None of these problems means that experimental results are invalid, even when they can’t be reproduced. But they do mean that experimental results are harder to reproduce and interpret than we’d like to think. What’s the hidden knowledge, the quirk of a researcher’s technique, the poorly described intermediate result that would help us to understand? We don’t know. We have trouble talking about those problems; we don’t have much language for talking about the ways in which attempts to perform the same experiment differ. But I’m willing to bet that those differences are a lot more important than whether p is 0.10, 0.05, or 0.01. P has become a scapegoat for bigger problems in experimental science. Arguing about p won’t help if the real issue is that we don’t know how to describe experiments, how to collect data, or how to publish results in ways that can be used effectively by others.
Here’s a radical proposal. Let’s consider the crisis of reproducibility as an opportunity to think about the scientific enterprise itself. In 2015, scientific research leads (ideally) to a journal article, which in turn is a ticket in the tenure lottery. If an important result can’t be verified, that’s bad: bad for the researcher, bad for the journal, bad for the funding agency. To see something different, let’s go back to the beginning of scientific publishing: the Royal Society’s Philosophical Transactions, volume 1 (1665-1666), the first scientific journal published in English. In the Epistle Dedicatory, Henry Oldenburg, the editor, writes that the purpose of the journal is “To spread abroad Encouragements, Inquiries, Directions, and Patterns, that may animate, and draw on Universal Assistances.” The scientific community is a society for mutual assistance in the discovery and propagation of knowledge. The first article, An Accompt of the Improvement of Optick Glasses, includes a confirmation of Christiaan Huygen’s observation that Saturn’s rings are a disk surrounding the planet. That is followed by a report from Robert Hooke about observing a “small Spot” (probably not the Great Red Spot) on the planet Jupiter. Next is The Motion of the late Comet Praedicted. This piece is a request “either to confirm the Hypothesis, upon which the Author had beforehand calculated the way of this Star, or to undeceive him, if he be in a mistake.” The next few issues contain a several responses and arguments to this article. All in all, the Transactions aren’t presentations of results so much as requests for verification, or confirmations of previous observations. They are parts of a much larger conversation between enthusiasts.
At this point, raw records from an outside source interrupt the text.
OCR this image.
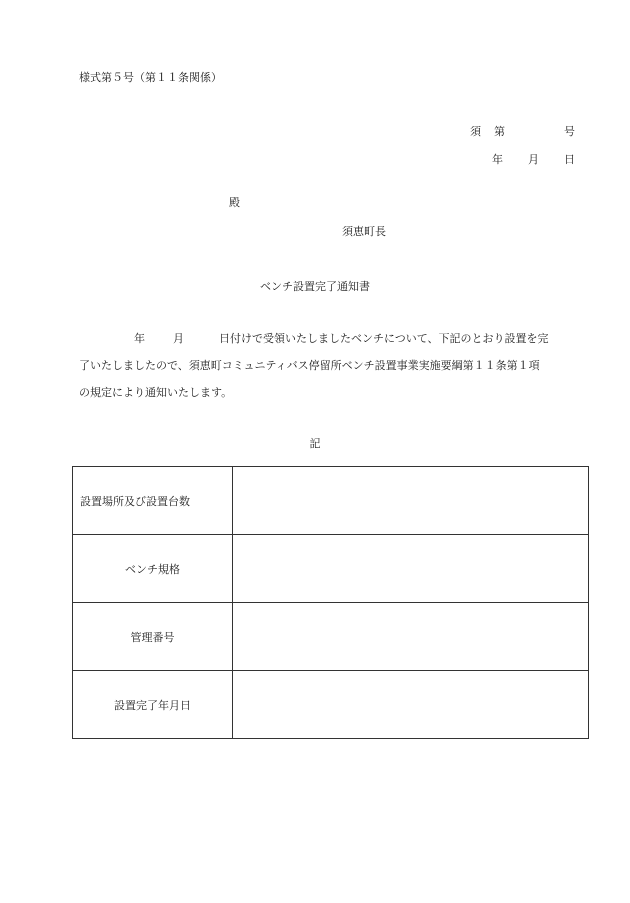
様式第５号（第１１条関係）
須 第	号
年 月 日
殿
須恵町長
ベンチ設置完了通知書
年	月	日付けで受領いたしましたベンチについて、下記のとおり設置を完
了いたしましたので、須恵町コミュニティバス停留所ベンチ設置事業実施要綱第１１条第１項
の規定により通知いたします。
記
設置場所及び設置台数	
ベンチ規格	
管理番号	
設置完了年月日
Seeing publications as explicit requests for verification changes the “crisis of reproducibility” completely. It’s normal to present a result that can’t be verified; that’s just part of the discussion. If a result can’t be verified, we can either reject the result, or we can figure out how to verify it. (A later article in the Transactions presents a very dubious process for killing rattlesnakes; I doubt this was ever verified.) We won’t verify results by statistical sleight-of-hand, but by better descriptions of experimental methods, better data collection, and standardized experimental techniques. To facilitate this, we’ll need to get better at publishing and sharing all the data and protocols that led up to the result, not just the key pieces. And that will require rethinking what “publication” means, how candidates are evaluated for research positions and tenure, and how experiments are funded.
That’s the challenge that reproducibility presents. The crisis isn’t really a crisis at all; it’s an opportunity to get better at doing science.